Enrico Correggia, musicien et écrivain.

 

Florence est merveilleuse. Surtout tôt le matin, quand le parfum du cappuccino et des pâtisseries emplit l’air et qu’apparaissent autour de moi d’incomparables œuvres d’art. En face de moi se dresse le ‘Palazzo Vecchio’, à droite les les Offices: tout amateur d’histoire de l’art paierait une fortune pour être à ma place !

En une promenade d’un plaisir intellectuel inoubliable, je passe devant la maison du Poète suprême, Dante Alighieri, et la magnifique cathédrale, pour arriver à ‘Borgo San Lorenzo’ et à la célèbre bibliothèque Laurentienne[1]. J’y suis entouré d’une collection d’écrits sans prix, datant du Ve siècle à nos jours : des manuscrits de Pétrarque et de Boccace, le Digeste de Justinien[2], le Codex Amiatinus[3] et bien d’autres merveilles.

Cependant, un seul texte m’intéresse pour le moment; et je le trouve, comme je m’y attendais : Pluteus 29.1, généralement connu sous le titre de Magnus Liber Organi[4]. Le manuscrit est ouvert sur une table, placé ici par les experts. Mon cœur bat la chamade, mes genoux tremblent. Je finis par le toucher … et comme l’écrit Dante, caddi, come corpo morto cade : je tombe à terre, comme mort.

 

A page from the ‘Magnus Liber Organi  de Gradali et Antiphonario’, Firenze, Biblioteca Medicea Laurenziana, Pluteus 29.1
A page from the ‘Magnus Liber Organi de Gradali et Antiphonario’, Firenze, Biblioteca Medicea Laurenziana, Pluteus 29.1

 

Je reprends mes esprits, en espérant que personne ne m’a vu m’évanouir. Heureusement je suis tombé sur quelque chose de mou: comme c’est étrange, je ne m’attendais pas à trouver de la neige dans la bibliothèque … De la neige ?!? Non seulement je ne suis plus à Florence, mais à en juger par ce que je vois autour de moi, par les vêtements et les expressions des gens, je me trouve à une autre époque!

 

Paris, 1198 après J.C., en la dix-huitième année du règne de Philippe II[5], la première du pape Innocent III[6].

 

Au moment ou je me redresse, je suis rejeté à terre par une horde d’enfants qui jouent et se courent après. Un gentilhomme m’aide à me relever et m’emmène au chaud dans une taverne, me laissant de l’argent pour m’acheter quelque chose de chaud. Il explique qu’il devra bientôt me quitter, car il doit aller à la messe : c’est Noël. Une étincelle me traverse l’esprit : peut-être que je devine pourquoi nous sommes ici. “Sûrement pas” dis-je:  “je viens avec vous”.

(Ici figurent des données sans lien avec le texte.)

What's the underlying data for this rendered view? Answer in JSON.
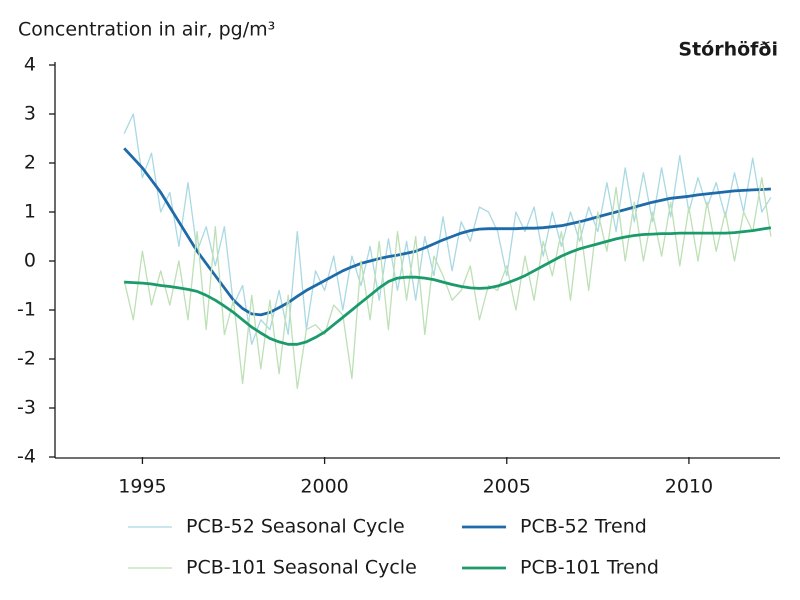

Et nous avançons vers la cathédrale Notre-Dame. Juste à temps pour voir le début d’une rixe dans notre auberge : un client vient de tout perdre aux dés, et essaie d’éviter de payer ses dettes. L’église ne ressemble pas à ce que nous connaissons aujourd’hui. C’est un immense chantier. Le sanctuaire est complet, le déambulatoire aussi ; il n’y a pas vingt ans que l’autel a été consacré[7]. Le chœur et la partie Est du transept sont accessibles et un mur temporaire a été érigé dans la partie Ouest, de sorte que les services liturgiques puissent avoir lieu sans être dérangés par les travaux. L’aile n’est pas terminée.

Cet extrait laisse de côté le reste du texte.